Wilson thought, He can be more excited about seeing some old birds than anyone I ever knew. But he did have an interest in the glasses, and later, at the very moment he looked through them and focused them down, he decided he would get a pair of his own.

“Turn them around, Dad,” said John, smiling, “if you really want to see something strange!” He had decided that subconsciously his father had given in, and would come to church, and would even talk his mother into coming once. The Bible and the experience of God were undeniably the biggest, most complete feeling he had ever had, and he wanted his parents to have it.

John Montgomery’s religious knowledge was nothing more than a fundamental, very ordinary kind of experienced knowledge. There were two parts to it: the Bible and God, though the two were sometimes so closely related, for him, that studying one was comparable to learning more of the other. He thought the Bible taught him about God. He thought of it being the same kind of book (though of a much higher quality) as a bird book, which gave him information; and after he’d studied about each individual bird, his experience of seeing one was greater because he would know what to look for, and appreciate more the beauty of the bird as it related to how he knew they lived—in the brush, forest, grub-eaters, fly-catchers and foragers, their migratory habits and natural predators. So his secondhand knowledge (from the book) added directly to his personal experience, even though the two were very separate.
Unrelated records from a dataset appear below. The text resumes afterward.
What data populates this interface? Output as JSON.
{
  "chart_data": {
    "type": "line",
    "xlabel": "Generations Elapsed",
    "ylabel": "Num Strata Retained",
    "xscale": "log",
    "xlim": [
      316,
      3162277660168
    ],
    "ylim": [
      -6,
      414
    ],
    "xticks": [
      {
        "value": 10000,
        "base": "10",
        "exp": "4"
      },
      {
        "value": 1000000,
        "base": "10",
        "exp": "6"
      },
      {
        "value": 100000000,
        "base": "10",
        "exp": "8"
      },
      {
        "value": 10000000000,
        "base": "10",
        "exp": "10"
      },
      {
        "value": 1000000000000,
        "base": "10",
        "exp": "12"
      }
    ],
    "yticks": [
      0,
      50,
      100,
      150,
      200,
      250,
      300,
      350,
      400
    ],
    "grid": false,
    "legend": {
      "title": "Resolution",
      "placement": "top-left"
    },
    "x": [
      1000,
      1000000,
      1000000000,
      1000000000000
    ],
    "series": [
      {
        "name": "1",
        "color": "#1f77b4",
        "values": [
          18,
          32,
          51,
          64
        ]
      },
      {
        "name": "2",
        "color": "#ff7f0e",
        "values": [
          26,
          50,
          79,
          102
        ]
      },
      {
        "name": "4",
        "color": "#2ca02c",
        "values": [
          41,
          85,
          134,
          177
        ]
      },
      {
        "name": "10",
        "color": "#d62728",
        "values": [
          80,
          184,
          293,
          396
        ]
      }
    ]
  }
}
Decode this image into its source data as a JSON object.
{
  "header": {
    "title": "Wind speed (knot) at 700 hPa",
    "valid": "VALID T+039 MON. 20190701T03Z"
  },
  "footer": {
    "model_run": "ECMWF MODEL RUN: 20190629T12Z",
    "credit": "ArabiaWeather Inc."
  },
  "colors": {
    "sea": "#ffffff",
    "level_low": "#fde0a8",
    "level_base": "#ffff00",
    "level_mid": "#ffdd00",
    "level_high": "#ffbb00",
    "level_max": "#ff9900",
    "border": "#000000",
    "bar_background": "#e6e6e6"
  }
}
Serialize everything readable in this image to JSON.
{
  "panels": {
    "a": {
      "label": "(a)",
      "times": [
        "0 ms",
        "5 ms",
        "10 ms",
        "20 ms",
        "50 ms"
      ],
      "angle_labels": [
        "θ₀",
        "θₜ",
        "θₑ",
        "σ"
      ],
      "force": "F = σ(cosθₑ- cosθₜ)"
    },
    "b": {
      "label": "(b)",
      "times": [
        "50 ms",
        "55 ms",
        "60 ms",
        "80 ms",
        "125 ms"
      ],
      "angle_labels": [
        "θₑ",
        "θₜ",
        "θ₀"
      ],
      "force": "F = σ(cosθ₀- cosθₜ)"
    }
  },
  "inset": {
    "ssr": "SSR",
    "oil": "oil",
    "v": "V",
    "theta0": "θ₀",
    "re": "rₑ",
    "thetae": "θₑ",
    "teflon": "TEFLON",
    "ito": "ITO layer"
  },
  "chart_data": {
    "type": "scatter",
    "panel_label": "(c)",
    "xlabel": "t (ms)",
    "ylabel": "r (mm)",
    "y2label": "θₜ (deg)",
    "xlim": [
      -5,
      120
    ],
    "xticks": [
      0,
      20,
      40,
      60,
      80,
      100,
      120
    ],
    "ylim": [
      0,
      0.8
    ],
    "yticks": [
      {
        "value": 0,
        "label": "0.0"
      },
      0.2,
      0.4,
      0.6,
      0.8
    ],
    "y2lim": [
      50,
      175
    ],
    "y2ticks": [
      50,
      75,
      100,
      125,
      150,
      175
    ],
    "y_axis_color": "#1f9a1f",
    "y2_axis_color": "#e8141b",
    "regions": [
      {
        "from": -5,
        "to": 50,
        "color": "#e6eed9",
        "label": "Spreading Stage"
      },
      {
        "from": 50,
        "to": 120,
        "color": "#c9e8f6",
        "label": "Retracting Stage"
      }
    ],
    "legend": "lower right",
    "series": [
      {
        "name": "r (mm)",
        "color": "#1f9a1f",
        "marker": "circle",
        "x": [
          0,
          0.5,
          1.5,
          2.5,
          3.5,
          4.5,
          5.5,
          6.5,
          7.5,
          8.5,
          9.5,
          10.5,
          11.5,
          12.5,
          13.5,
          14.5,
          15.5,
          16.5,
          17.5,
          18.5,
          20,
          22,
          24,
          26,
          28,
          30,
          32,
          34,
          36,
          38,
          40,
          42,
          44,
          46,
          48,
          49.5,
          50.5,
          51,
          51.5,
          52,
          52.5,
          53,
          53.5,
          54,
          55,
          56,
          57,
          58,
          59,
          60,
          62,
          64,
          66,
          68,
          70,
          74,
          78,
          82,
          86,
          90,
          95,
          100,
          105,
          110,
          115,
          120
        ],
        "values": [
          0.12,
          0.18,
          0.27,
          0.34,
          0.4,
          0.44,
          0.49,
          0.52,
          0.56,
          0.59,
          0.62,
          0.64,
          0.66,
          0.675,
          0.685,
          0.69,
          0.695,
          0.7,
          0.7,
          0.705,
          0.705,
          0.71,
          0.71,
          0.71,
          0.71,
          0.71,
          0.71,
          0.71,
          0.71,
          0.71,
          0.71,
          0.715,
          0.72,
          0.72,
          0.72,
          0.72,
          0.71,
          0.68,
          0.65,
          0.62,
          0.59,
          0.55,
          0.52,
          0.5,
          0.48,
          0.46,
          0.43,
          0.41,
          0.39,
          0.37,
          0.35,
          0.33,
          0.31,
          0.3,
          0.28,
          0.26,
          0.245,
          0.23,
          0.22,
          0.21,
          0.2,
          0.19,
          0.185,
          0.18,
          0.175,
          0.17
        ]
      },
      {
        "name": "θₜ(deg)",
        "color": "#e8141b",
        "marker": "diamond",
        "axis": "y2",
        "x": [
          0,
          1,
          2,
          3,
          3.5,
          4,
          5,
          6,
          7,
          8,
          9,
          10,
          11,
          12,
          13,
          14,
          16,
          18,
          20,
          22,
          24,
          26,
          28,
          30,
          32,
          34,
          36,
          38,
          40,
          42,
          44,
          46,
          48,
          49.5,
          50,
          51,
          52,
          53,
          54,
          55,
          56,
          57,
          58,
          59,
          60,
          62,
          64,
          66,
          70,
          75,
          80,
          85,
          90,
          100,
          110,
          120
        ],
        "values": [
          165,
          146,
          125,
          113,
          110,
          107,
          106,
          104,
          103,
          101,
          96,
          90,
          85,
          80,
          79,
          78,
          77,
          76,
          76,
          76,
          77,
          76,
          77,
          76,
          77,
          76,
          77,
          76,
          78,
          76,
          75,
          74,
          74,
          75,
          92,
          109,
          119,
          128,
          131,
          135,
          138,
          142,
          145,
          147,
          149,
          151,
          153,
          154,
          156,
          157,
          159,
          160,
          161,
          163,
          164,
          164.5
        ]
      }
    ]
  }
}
Could anyone think a picture and a short paragraph describing a bird the same thing as seeing one? So the Bible presented an accurate description of God which, the more he knew of it, heightened his personal encounters.

The Bible was indispensable. The experience of someone seeing a lone bird without ever having heard of birds before and having nothing to relate it to, though powerful, would be a very shallow experience compared to that of a man who had seen millions, and who knew how each one lived and how particular and sacred each kind was in its own way.